Am wichtigsten war, dass es den Organisatoren gelungen ist, den Ablauf zu gewährleisten. Es gab zwar Corona-Fälle in allen Blasen, die gebildet wurden. Aber es war, so weit bisher bekannt, kein Superspreader darunter. Ob das nun an den extrem aufwendigen Hygienemaßnahmen lag oder eher daran, dass rund 80 Prozent der an Olympia Beteiligten geimpft anreisten, sei dahingestellt. Vermutlich war es eine Mischung aus beidem.
Die Olympischen Spiele fanden ohne Zuschauer statt
Ein Großereignis lässt sich also auch in Corona-Zeiten durchführen. Der Beweis ist erbracht. Aber zu welchem Preis? Es waren Spiele ohne Seele. In den leeren Hallen wirkte so mancher Olympiasieg wie der Gewinn einer Ehrenurkunde bei den Bundesjugendspielen. Ein Jubelschrei, drei Betreuer klatschen, Abgang.
Alles wirkte steril und künstlich. Es fehlten die Menschen, die Olympia mit Leben erfüllen. Trotz aller Freundlichkeit der Helfer, die strengen Vorschriften waren allgegenwärtig. Diskussionsspielraum gab es keinen. Das war natürlich im Sinne der Hygienemaßnahmen, im Sinne eines freundschaftlichen, weltumspannenden Sportfestes war es nicht.
Olympia dient schon längst nicht mehr nur der Völkerverständigung
Die Spiele von Tokio waren eine olympische Dystopie. Das Rad dreht sich schon längst in eine Richtung, in der es vor allem darum geht, ein Produkt zu vermarkten. Die Vorstellung, Olympia diene der weltweiten Völkerverständigung, wirkt da schon fast naiv und antiquiert.
Spannend zu beobachten wird nun sein, inwieweit sich China als Gastgeber der im Februar anstehenden Winterspiele ein Beispiel an Japan nimmt. Mit einem freiheitlichen Demokratieverständnis ist es dort nicht allzuweit her.

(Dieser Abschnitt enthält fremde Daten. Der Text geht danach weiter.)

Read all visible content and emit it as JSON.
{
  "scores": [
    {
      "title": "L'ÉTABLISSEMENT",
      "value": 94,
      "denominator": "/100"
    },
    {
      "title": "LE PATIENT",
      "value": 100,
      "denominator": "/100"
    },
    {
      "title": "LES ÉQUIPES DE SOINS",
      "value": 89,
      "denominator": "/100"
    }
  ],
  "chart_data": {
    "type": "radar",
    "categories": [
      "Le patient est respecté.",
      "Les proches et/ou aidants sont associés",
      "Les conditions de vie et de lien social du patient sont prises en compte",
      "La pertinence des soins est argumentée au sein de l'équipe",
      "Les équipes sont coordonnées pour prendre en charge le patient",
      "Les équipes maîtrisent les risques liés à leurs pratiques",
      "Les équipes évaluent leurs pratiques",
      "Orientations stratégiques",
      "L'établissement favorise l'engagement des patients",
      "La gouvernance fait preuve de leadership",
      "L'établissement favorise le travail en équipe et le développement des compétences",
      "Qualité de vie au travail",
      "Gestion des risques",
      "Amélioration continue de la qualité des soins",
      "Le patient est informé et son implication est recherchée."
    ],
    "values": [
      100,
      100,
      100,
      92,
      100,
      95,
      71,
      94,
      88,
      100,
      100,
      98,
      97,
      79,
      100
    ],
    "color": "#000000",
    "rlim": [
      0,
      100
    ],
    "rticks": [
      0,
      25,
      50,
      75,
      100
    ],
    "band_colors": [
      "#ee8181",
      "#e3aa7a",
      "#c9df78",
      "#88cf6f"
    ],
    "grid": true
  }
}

Die weitreichenden Einschränkungen für Journalisten, wie es sie in Japan gab, dürften die Machthaber in Peking als äußerst inspirierend empfunden haben. Wie praktisch ist es doch, deren Bewegungsfreiheit mit Verweis auf Corona-Maßnahmen komplett einzuschränken. Zur Überwachung sind keine geheimdienstlichen Aktionen nötig. Es reicht eine undurchsichtige App, die jeder Einreisende verpflichtend auf sein Handy laden muss. Dazu, wie in Japan geschehen, die unmissverständliche Aufforderung, das GPS aktiviert zu lassen – so macht Überwachung Spaß.

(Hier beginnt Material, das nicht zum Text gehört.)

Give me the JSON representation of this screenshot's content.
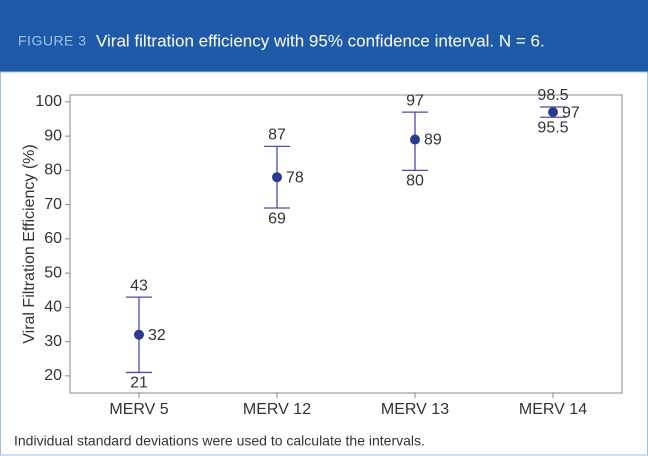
{
  "figure_label": "FIGURE 3",
  "note": "Individual standard deviations were used to calculate the intervals.",
  "chart_data": {
    "type": "errorbar",
    "title": "Viral filtration efficiency with 95% confidence interval. N = 6.",
    "ylabel": "Viral Filtration Efficiency (%)",
    "categories": [
      "MERV 5",
      "MERV 12",
      "MERV 13",
      "MERV 14"
    ],
    "values": [
      32,
      78,
      89,
      97
    ],
    "lower": [
      21,
      69,
      80,
      95.5
    ],
    "upper": [
      43,
      87,
      97,
      98.5
    ],
    "color": "#2b3990",
    "errorbar_color": "#4b4bb0",
    "ylim": [
      15,
      102
    ],
    "yticks": [
      20,
      30,
      40,
      50,
      60,
      70,
      80,
      90,
      100
    ],
    "grid": false
  }
}
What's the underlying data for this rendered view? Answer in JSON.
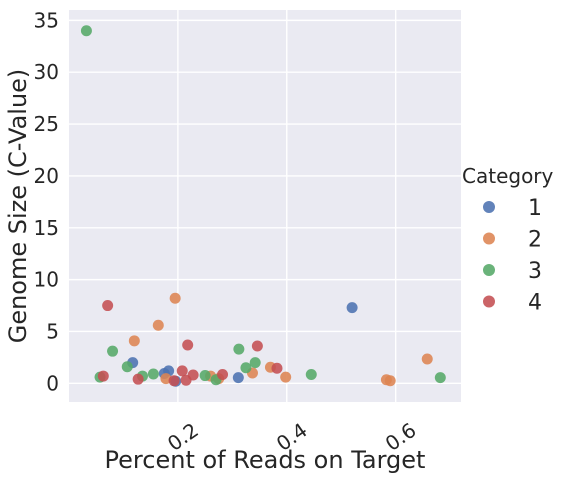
{
  "chart_data": {
    "type": "scatter",
    "xlabel": "Percent of Reads on Target",
    "ylabel": "Genome Size (C-Value)",
    "xlim": [
      0.0,
      0.72
    ],
    "ylim": [
      -1.8,
      36
    ],
    "xticks": [
      0.2,
      0.4,
      0.6
    ],
    "xtick_labels": [
      "0.2",
      "0.4",
      "0.6"
    ],
    "yticks": [
      0,
      5,
      10,
      15,
      20,
      25,
      30,
      35
    ],
    "ytick_labels": [
      "0",
      "5",
      "10",
      "15",
      "20",
      "25",
      "30",
      "35"
    ],
    "grid": true,
    "legend": {
      "title": "Category",
      "placement": "right"
    },
    "series": [
      {
        "name": "1",
        "color": "#4c72b0",
        "x": [
          0.117,
          0.175,
          0.183,
          0.196,
          0.311,
          0.52
        ],
        "y": [
          2.0,
          0.95,
          1.2,
          0.2,
          0.55,
          7.3
        ]
      },
      {
        "name": "2",
        "color": "#dd8452",
        "x": [
          0.12,
          0.164,
          0.178,
          0.195,
          0.26,
          0.275,
          0.337,
          0.37,
          0.398,
          0.583,
          0.59,
          0.658
        ],
        "y": [
          4.1,
          5.6,
          0.45,
          8.2,
          0.7,
          0.45,
          1.0,
          1.55,
          0.6,
          0.35,
          0.25,
          2.35
        ]
      },
      {
        "name": "3",
        "color": "#55a868",
        "x": [
          0.032,
          0.057,
          0.08,
          0.107,
          0.135,
          0.155,
          0.25,
          0.27,
          0.312,
          0.325,
          0.342,
          0.445,
          0.682
        ],
        "y": [
          34.0,
          0.6,
          3.1,
          1.6,
          0.7,
          0.9,
          0.75,
          0.35,
          3.3,
          1.5,
          2.0,
          0.85,
          0.55
        ]
      },
      {
        "name": "4",
        "color": "#c44e52",
        "x": [
          0.063,
          0.071,
          0.127,
          0.193,
          0.208,
          0.215,
          0.218,
          0.228,
          0.282,
          0.346,
          0.382
        ],
        "y": [
          0.7,
          7.5,
          0.4,
          0.25,
          1.2,
          0.3,
          3.7,
          0.8,
          0.85,
          3.6,
          1.45
        ]
      }
    ]
  }
}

Die Olympischen Sommerspiele dürften ein Vorbild für China sein
Einer der wenigen Gewinner der Spiele von Tokio ist das IOC, das seine milliardenschweren Fernsehverträge erfüllen konnte. Gleichzeitig sind es aber auch die Sportler, die allen Widrigkeiten zum Trotz ihren olympischen Traum leben durften. Bis zuletzt war die Angst groß, dass die Spiele doch noch abgesagt werden könnten. Die gezeigten Leistungen lassen den Rückschluss zu, dass es den meisten gelungen ist, auch in Corona-Zeiten vernünftig zu trainieren.
Die Häufung außergewöhnlicher Leistungen in einigen Disziplinen nährt gleichzeitig aber auch den Verdacht, dass im Vorfeld munterer als sonst gedopt wurde. Coronabedingt hatte das Kontrollsystem monatelang brachgelegen. In ein paar Jahren wird der Medaillenspiegel wahrscheinlich anders aussehen als heute. Denn dann werden die in Japan genommenen Dopingproben in Nachtests mit neuen Analysemethoden noch einmal unter die Lupe genommen. Es ist zur traurigen Gewohnheit geworden, dass Siegerehrungen nachgeholt werden.
Ein kleiner Trost für die betrogenen Medaillengewinner könnte sein, dass ihnen dann hoffentlich wieder mehr Menschen zujubeln dürfen als damals in Tokio.